Weitere wichtige Regel:
Sie betrifft:
- Entgelt
- Arbeitsbedingungen
Die Höchstüberlassungsdauer betrifft:
- Dauer des Einsatzes
Höchstüberlassungsdauer und Stammbelegschaft
Der Betriebsrat betrachtet nicht nur einzelne Einsätze.
Wichtige Fragen:
- Warum wird dauerhaft Leiharbeit eingesetzt?
- Gibt es freie Stammarbeitsplätze?
- Werden Beschäftigte übernommen?
- Welche Auswirkungen entstehen auf Arbeitsbedingungen?
Beispiel
Ein Unternehmen setzt einen Leiharbeitnehmer dauerhaft in der Produktion ein.
Ablauf:
Monat 1
↓
Einsatz als Leiharbeitnehmer
↓
Monat 18
↓
Grenze erreicht
Prüfung:
1. Gibt es eine tarifliche Abweichung?
2. Ist der Einsatz weiterhin zulässig?
3. Welche Alternativen bestehen?
4. Wurde der Betriebsrat beteiligt?
Bedeutung für Arbeitgeber
Arbeitgeber müssen:
- Einsatzdauer überwachen
- AÜG beachten
- Betriebsrat beteiligen
- tarifliche Regelungen prüfen
Bedeutung für Beschäftigte
Leiharbeitnehmer erhalten durch die Regelung:
- Schutz vor dauerhaftem Verbleib in Leiharbeit
- bessere Planbarkeit
- Schutz vor Umgehung regulärer Beschäftigung
Typische Fehler
Arbeitgeber
- Einsatzdauer nicht dokumentieren
- Unterbrechungen falsch bewerten
- Tarifabweichungen nicht prüfen
- Leiharbeit als Dauerlösung nutzen
Betriebsrat
- reine Anzahl der Leiharbeitnehmer betrachten
- Einsatzdauer nicht kontrollieren
- Auswirkungen auf Stammbelegschaft nicht bewerten
Verhältnis zu anderen Themen
|Thema|Zusammenhang|
|-|-|
|Leiharbeit|Praktische Anwendung der Regelung|
|Arbeitnehmerüberlassungsgesetz (AÜG)|Gesetzliche Grundlage|
|Equal Pay|Schutzregel für Entgelt|
|Tarifvertrag|Kann Abweichungen ermöglichen|
|Betriebsrat|Beteiligung beim Einsatz|
|Mitbestimmung|Kontrolle des Fremdpersonaleinsatzes|
|Personalplanung|Strategischer Personaleinsatz|
|Beschäftigungssicherung|Schutz regulärer Arbeitsplätze|
Merksatz
Die Höchstüberlassungsdauer begrenzt den Einsatz von Leiharbeitnehmern beim gleichen Entleiher grundsätzlich auf 18 Monate und verhindert dauerhafte Ersatzbeschäftigung.
Bezug zu Knoten
- Arbeitnehmerüberlassungsgesetz (AÜG)
- Leiharbeit
- Zeitarbeit
- Equal Pay
- Tarifvertrag
- Betriebsrat
- Mitbestimmung
- Personalplanung
- Beschäftigungssicherung
Praxisrelevanz
Die Höchstüberlassungsdauer ist ein wichtiges Instrument zur Regulierung flexibler Beschäftigung.
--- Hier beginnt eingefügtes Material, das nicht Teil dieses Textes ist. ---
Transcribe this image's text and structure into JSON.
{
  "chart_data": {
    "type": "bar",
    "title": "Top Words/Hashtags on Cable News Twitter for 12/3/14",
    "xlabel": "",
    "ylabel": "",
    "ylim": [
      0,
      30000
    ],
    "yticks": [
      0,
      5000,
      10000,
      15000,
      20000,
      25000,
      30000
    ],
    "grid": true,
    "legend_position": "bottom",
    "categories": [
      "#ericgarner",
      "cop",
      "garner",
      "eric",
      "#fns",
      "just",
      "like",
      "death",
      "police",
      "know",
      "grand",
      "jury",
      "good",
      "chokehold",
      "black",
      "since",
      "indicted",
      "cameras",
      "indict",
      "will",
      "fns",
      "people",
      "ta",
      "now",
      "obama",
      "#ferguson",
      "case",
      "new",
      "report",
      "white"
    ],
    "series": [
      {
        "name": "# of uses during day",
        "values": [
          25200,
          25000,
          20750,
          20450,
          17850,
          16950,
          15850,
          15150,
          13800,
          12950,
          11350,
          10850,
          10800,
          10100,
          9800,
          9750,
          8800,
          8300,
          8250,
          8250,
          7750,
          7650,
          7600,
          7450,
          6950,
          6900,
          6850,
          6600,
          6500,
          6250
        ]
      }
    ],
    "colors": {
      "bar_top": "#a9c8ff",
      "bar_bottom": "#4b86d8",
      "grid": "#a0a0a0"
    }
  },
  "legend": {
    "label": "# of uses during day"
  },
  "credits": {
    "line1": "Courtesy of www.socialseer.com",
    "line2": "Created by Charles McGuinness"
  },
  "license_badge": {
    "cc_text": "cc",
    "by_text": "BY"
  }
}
Für AELS besonders relevant:
- Verständnis von Fremdpersonaleinsatz
- Schutz von Leiharbeitnehmern
- Kontrolle durch Betriebsräte
- Zusammenhang zwischen Flexibilität und Beschäftigungssicherung
- Verbindung von Arbeitsrecht und Personalstrategie
Im Kontext von AELS verbindet die Höchstüberlassungsdauer Arbeitnehmerüberlassung, Mitbestimmung, Tarifrecht und Beschäftigungsschutz.